The Effect of California’s 2018 Deadly Fires on Insurance Companies
Across California, the wildfires were beyond devastating last year. With the Camp Fire in Northern California and the Woolsey Fire in Southern California, it felt like the entire state was burning.
More than 7,000 residential and commercial structures were destroyed thanks to heightened wildfire activity throughout the state. As a result, it is becoming more difficult than ever for California homeowners to obtain and keep fire insurance.
The California Department of Insurance has received nearly forty thousand claims related to the Camp and Woosley/Hill fires with total incurred losses exceeding approximately nine billion dollars, as of last December.
As California wildfires grew larger and more intense last year, most insurance companies were not renewing policies for customers who live in areas that were too risky to cover. The state estimates that over one million homes in California are at high risk for wildfires.
A California Department of Insurance report learned that the number of homeowners in the wildland urban interface, who spoke out about getting dropped by their plans has tripled from from years 2010-2016. These complaints about increased premiums have risen two hundred seventeen percent.

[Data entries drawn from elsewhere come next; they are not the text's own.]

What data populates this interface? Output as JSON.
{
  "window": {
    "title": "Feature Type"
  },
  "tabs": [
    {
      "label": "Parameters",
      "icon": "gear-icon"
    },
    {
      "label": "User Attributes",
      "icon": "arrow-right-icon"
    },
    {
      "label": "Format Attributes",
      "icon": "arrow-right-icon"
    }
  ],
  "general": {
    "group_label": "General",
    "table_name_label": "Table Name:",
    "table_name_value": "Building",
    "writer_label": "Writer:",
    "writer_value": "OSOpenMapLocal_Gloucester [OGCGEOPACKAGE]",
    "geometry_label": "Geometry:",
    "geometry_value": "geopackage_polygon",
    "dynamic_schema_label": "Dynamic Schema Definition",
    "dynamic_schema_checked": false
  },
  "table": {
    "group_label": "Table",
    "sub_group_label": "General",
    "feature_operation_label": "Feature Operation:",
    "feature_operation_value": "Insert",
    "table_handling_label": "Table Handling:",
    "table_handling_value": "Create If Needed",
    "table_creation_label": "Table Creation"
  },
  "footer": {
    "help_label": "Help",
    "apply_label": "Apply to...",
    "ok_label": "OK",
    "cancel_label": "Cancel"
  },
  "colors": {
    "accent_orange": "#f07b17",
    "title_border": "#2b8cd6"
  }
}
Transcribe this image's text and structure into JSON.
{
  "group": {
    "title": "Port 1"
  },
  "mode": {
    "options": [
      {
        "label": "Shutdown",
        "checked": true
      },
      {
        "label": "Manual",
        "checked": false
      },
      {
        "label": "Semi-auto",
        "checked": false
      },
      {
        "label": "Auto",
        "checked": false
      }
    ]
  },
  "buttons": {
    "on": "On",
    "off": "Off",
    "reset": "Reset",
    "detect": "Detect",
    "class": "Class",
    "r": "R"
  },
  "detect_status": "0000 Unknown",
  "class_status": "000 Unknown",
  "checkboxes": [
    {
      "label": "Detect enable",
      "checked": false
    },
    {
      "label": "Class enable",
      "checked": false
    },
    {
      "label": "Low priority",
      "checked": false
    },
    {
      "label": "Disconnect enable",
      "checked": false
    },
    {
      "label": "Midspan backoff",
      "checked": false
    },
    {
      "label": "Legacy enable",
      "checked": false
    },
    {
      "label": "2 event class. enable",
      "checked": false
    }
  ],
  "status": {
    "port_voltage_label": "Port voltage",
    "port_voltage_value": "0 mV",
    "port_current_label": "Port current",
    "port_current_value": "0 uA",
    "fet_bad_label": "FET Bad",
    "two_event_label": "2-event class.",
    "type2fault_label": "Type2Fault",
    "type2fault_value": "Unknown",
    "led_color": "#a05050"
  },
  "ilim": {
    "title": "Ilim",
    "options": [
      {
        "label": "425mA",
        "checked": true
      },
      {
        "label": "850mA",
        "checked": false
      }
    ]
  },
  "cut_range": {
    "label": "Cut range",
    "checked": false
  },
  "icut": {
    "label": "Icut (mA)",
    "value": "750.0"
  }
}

The state’s most vulnerable homes are not located in cities. They are instead found in areas defined as “wildlife-urban interface.” These homes are built just close enough to woodlands so that a spark from a tree can set a whole town on fire. As more people continue to live in and move to these disaster-prone areas, the amount of property at risk and the subsequent cost will also increase.
Insurance companies do not have the same recourse and some have been choosing to not renew policies for customers who live in areas that are too risky to cover. A standard homeowners insurance policy will include coverage for fires. But if you live in what is classified as a high risk area, you will either need to pay more for coverage or obtain insurance through surplus lines. Surplus lines are policies that protect against financial risk that regular insurance companies won’t take on and are not required to follow same state regulations.
To protect homeowners from high rate increases, the state requires insurers to justify increases with reams of data showing that their cost of paying for claims is rising. And after a catastrophic year of natural disasters, insurers are not allowed to increase rates right away. They instead must phase in the increase over twenty years.
Moving forward, insurance companies will be more creative with their policies. As a result, more homeowners need to purchase additional coverage to make sure they are protected, or move out of problem areas.
There are millions of California homeowners who need to take the right steps to protect themselves and their homes in the event of a similar tragedy.
It is important to have the right insurance broker working with you, who can walk you through these more nuanced provisions and find the right plan for you. This will make a big difference when something catastrophic happens.